There are now in this port several American Vessels ready to push to Sea, and if there is nothing improper in the application, I woud be very glad that Passports from the British Minister cou’d be obtaind to permit them to Sail without delay. It is of much consequence to the owners, as the Seamen are shipped upon the terms usually allow’d in time of War, and an other reason I have to wish to see them get away is, that all of them have Public supplies onboard.— If those supplies can be got to Philadelphia before the Shipments from England &c get there, Mr. Morris will be enabled if he chuses to Sell them, to raise a very considerable sum from them.
I am not clear as to the practicability of procuring such Passports, but as I am told they will be granted to the French Ships6 I hope you will excuse my mentioning it.
I have the Honour to be very respectfully Sir Your Most Obt. Most Huml servt.
His Excellency Benjamin Franklin Esqr.
Notation: T. Barclay L’Orient 9 June 1783
5. Not found.
6. This information may have come from the circular issued by the French court; see the annotation of Bondfield to BF, Jan. 26. The Franco-British preliminary articles had not yet been published; they appeared in the Courier de l’Europe of Jan. 31, and were printed as a pamphlet by the imprimerie royale on Feb. 3 (Gaz. de Leyde, issue of Feb. 11).

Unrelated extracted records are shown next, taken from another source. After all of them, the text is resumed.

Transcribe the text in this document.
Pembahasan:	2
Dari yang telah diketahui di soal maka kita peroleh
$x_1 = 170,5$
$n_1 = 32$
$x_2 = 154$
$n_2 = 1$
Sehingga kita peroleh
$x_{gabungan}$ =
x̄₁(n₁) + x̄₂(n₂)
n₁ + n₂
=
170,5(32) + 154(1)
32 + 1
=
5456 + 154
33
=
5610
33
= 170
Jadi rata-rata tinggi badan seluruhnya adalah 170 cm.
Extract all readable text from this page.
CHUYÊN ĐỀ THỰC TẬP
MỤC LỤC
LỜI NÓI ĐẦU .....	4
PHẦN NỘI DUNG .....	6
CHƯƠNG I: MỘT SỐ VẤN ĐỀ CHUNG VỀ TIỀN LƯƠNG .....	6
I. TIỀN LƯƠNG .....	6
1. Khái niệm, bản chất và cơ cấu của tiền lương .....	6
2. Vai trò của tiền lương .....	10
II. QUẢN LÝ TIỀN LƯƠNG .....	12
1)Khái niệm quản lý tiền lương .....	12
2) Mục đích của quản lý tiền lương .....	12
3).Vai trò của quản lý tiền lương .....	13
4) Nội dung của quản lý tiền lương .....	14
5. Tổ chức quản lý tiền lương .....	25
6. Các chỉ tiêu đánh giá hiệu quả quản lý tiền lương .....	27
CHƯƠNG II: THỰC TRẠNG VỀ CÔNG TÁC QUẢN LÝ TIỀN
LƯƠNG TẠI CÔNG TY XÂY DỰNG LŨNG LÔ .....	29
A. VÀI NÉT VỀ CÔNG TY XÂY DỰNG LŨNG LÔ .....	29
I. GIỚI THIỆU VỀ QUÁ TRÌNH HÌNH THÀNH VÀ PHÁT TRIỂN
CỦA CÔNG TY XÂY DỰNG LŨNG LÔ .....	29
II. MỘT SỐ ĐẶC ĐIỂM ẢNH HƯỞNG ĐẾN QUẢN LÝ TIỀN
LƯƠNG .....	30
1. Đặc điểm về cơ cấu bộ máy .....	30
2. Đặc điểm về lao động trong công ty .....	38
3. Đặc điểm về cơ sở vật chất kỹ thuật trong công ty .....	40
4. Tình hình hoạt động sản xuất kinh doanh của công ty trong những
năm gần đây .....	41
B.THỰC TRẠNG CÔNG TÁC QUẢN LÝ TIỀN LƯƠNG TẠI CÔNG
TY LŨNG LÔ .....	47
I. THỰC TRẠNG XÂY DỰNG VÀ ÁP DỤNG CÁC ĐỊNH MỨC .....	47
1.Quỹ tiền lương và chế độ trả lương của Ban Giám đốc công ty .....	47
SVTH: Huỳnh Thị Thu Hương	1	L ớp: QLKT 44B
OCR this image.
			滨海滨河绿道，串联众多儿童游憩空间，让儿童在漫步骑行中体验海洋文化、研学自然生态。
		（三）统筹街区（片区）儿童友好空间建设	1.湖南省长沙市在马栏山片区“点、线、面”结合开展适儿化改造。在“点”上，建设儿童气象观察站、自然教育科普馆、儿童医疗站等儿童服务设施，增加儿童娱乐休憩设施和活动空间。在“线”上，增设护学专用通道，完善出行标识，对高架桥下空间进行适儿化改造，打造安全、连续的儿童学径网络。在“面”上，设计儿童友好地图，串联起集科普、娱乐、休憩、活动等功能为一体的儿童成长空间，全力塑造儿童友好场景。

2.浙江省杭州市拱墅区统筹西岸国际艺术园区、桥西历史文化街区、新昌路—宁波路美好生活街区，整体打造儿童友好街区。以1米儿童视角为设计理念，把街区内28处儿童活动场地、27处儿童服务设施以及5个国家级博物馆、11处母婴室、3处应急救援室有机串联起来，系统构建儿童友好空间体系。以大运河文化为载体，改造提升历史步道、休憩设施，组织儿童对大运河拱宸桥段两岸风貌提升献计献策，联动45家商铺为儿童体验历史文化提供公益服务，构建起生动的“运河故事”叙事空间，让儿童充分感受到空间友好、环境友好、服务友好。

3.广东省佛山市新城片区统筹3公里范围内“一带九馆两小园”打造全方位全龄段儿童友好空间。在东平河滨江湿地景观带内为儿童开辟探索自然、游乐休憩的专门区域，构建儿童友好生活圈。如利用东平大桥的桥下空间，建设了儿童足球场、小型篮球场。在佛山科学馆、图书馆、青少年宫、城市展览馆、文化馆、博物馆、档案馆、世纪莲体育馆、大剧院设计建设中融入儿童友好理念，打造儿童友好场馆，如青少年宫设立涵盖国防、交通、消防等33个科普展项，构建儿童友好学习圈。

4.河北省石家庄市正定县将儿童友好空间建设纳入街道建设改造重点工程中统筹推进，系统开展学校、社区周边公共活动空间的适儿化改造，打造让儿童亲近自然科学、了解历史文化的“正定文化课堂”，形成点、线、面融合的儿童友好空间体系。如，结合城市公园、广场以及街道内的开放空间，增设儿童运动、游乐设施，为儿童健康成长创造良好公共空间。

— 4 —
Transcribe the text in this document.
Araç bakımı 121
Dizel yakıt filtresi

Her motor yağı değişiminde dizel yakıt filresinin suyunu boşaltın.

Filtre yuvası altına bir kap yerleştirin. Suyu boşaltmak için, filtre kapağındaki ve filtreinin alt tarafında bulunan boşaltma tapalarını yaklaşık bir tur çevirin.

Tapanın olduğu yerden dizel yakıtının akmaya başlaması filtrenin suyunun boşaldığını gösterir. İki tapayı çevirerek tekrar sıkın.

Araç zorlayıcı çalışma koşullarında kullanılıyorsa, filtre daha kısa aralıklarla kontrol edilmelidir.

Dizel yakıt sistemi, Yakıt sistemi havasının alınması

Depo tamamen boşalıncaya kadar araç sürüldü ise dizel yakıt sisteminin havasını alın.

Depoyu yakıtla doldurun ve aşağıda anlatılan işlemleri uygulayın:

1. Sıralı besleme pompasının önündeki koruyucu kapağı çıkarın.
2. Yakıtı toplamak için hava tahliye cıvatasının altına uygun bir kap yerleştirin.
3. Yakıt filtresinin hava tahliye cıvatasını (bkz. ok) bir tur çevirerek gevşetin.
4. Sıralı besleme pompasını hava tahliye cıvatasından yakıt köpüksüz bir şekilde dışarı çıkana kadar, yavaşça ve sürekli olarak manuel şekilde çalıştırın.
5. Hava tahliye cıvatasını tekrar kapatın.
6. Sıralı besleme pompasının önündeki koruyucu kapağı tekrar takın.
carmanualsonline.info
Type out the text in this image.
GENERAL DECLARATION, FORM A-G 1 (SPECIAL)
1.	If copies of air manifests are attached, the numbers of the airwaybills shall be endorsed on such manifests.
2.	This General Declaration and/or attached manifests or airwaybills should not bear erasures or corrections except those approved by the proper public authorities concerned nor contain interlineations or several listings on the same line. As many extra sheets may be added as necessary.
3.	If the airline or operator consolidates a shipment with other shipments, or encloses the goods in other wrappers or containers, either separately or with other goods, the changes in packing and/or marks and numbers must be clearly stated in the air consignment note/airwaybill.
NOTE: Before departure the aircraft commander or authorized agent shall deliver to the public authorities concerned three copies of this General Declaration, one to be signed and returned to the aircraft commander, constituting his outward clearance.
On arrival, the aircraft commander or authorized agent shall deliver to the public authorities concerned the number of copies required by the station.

7. Barclay had informed BF on Dec. 16 that the St. James, America, and Washington were at Lorient, loading public goods that had been stored at Brest: XXXVIII, 463. The Heer Adams arrived on Jan. 18; see our annotation of BF to Livingston, Jan. 21. Barclay had loaded about 700 bales on the first three ships: Barclay to WTF, Jan. 24, 1783 (APS). Morris received at least some of the cargo by mid-April: Morris Papers, VII, 711.
8. Around this time, Barclay estimated that the Prince de Liège would carry about 600 bales of goods. The bales at Rochefort, he had discovered, were in need of substantial repair: Barclay to WTF, Jan. 24, 1783 (APS). The Prince de Liège sailed for America in mid-April: Morris Papers, VII, 625n.